Since we attend the traditional Latin Mass, we observe the traditional liturgical calendar in our home as well. You may notice that certain feasts I mention below are on different days than you are used to.
2013 Traditional Liturgical Calendar, The Seraphim Company
Butler's Lives of the Saints Vol. III, Thurston and Atwater version - by far the best version of Butler's, and it follows the old calendar. It's hard to put down once you pick it up - the stories are fascinating!
St. Andrew's Daily Missal (1953)
Around the Year with the Trapp family, Maria Von Trapp - I've mentioned this book a number of times. I absolutely can't say enough good about it. A wonderful source for how to observe the feasts and fasts of the Church.
The Bad Catholic's Guide to Good Living: A Loving Look at the Lighter Side of Catholic Faith, with Recipes for Feasts and Fun , John zmirak and Denise Matychowiak- very amusing book, with some real and some tongue-in-cheek suggestions for celebrating the Catholic year. Follows the new calendar, though, so a little more flipping around to find what I needed.
Feast Day Cookbook; The Traditional Catholic Feast Day Dishes of Many Lands - I've mentioned this one before as well. Good source of information and recipes (though some are a bit "dated" in terms of ingredients).
The Catholic Home: Celebrations and Traditions for Holidays, Feast Days, and Every Day - This book came highly recommended by several blogs and by Amazon ratings. I haven't read enough of it to give a recommendation either for or against.
The Big Book of Catholic Customs and Traditions for Children's Faith Formation - this book sounded pretty promising, but I find that there's not a lot of "meat" to it, and a lot of suggestions for activities are only vaguely Catholic and/or kinda corny.
Some good online sources for these sorts of things: Shower of Roses and Catholic Icing
July 1 - Most Precious Blood of Our Lord
Have friends over for dinner of red meat and red wine, and pray the Litany of The Most Precious Blood.

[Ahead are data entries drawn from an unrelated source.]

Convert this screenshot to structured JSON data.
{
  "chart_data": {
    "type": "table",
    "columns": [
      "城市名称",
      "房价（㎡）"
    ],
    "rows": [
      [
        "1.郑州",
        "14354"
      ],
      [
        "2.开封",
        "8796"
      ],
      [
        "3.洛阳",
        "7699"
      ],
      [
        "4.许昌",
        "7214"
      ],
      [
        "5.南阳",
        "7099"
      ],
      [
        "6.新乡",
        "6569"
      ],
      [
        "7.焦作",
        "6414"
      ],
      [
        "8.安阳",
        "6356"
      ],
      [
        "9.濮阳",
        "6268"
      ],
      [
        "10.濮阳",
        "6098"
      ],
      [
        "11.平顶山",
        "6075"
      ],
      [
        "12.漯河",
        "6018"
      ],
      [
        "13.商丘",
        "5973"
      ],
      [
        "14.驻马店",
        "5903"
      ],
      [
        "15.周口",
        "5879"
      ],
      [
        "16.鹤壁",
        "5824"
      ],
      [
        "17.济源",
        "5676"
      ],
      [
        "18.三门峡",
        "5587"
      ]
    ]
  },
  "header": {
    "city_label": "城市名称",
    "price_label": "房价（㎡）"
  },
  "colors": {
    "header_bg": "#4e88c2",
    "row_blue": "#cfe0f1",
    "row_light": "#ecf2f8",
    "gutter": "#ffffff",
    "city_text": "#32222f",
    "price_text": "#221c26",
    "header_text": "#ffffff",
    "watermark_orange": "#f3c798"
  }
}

The whole month of July is dedicated to the Precious Blood, so this would be an appropriate prayer to use on any day.
July 2 - Visitation of the Blessed Virgin Mary
This is one of the joyful Mysteries of the Rosary, so I suggested to Tom that maybe we pray that particular decade of the Rosary. He decided we should be more ambitious and say a whole Rosary instead. But it seems weird to use the Joyful Mysteries on a Tuesday (which is usually for the Sorrowful Mysteries). Can you mix and match?? Maybe we should just pray (sing?) the Magnificat instead.
July 4 - American Independence Day (not actually in the Catholic Calendar!)
Prayer for Government (because they could really use it)
July 8 - St. Elizabeth Queen of Portugal
Read her story in Lives of the Saints since it's pretty inspiring, and read Proverbs 31:10-31 which is part of the Mass Propers for her feast day.
July 14 - St. Kateri Tekakwitha (technically not in the traditional calendar, since she was only recently canonized).
Read a story about her life? It's also St. Bonaventure's feast day, who would be good to learn more about.
July 16 - Our Lady of Mount Carmel
Maybe just tell Sly the story of this apparition. He already knows about scapulars, since Tom and I wear them, and he recognizes St. Simon Stock, as he appears on the back of Tom's scapular. We could also eat caramels, even though it's a *little* cheesy :-)
July 22 - St. Mary Magdalen
July 25 - St. James the Apostle
His symbol is the cockleshell (which has become the symbol for pilgrims), and shellfish are traditionally eaten for his feast day. I think they're all pretty gross, though...so we might substitute shrimp. I know, it's kind of a stretch. He's the patron of Spain...what's a type of Spanish food?
July 26 - St. Anne Mother of the Blessed Virgin Mary
She is patroness of homemakers and mothers (among many other people). She is definitely a Saint I can benefit from. I'm still looking for a good way to celebrate her feast. The Feast Day cookbook suggests cooking in the style of Brittany (in France), since there is a strong devotion to her there. hmm...not sure what that might be. Perhaps we can do something with that mysterious bottle of "St. Anne water" my uncle gave us.
July 29 - St. Martha
Another patroness of housewives. I would like to read her story in the Gospels. Perhaps I could serve a dinner of savory soup and some good crusty bread (which I like to think is similar to the meal she made when Christ came to visit).
We'll see how this month goes. I think Tom and I both benefit spiritually from these kinds of observances, and it might even teach Sly a little something. Ideally, over time, it will become as natural to take note of the day's feast and act accordingly as it is to take note of the fact of it being "Tuesday" or "Friday", and perform the activities or errands proper to that day of the week.
I am more than open to hearing other suggestions!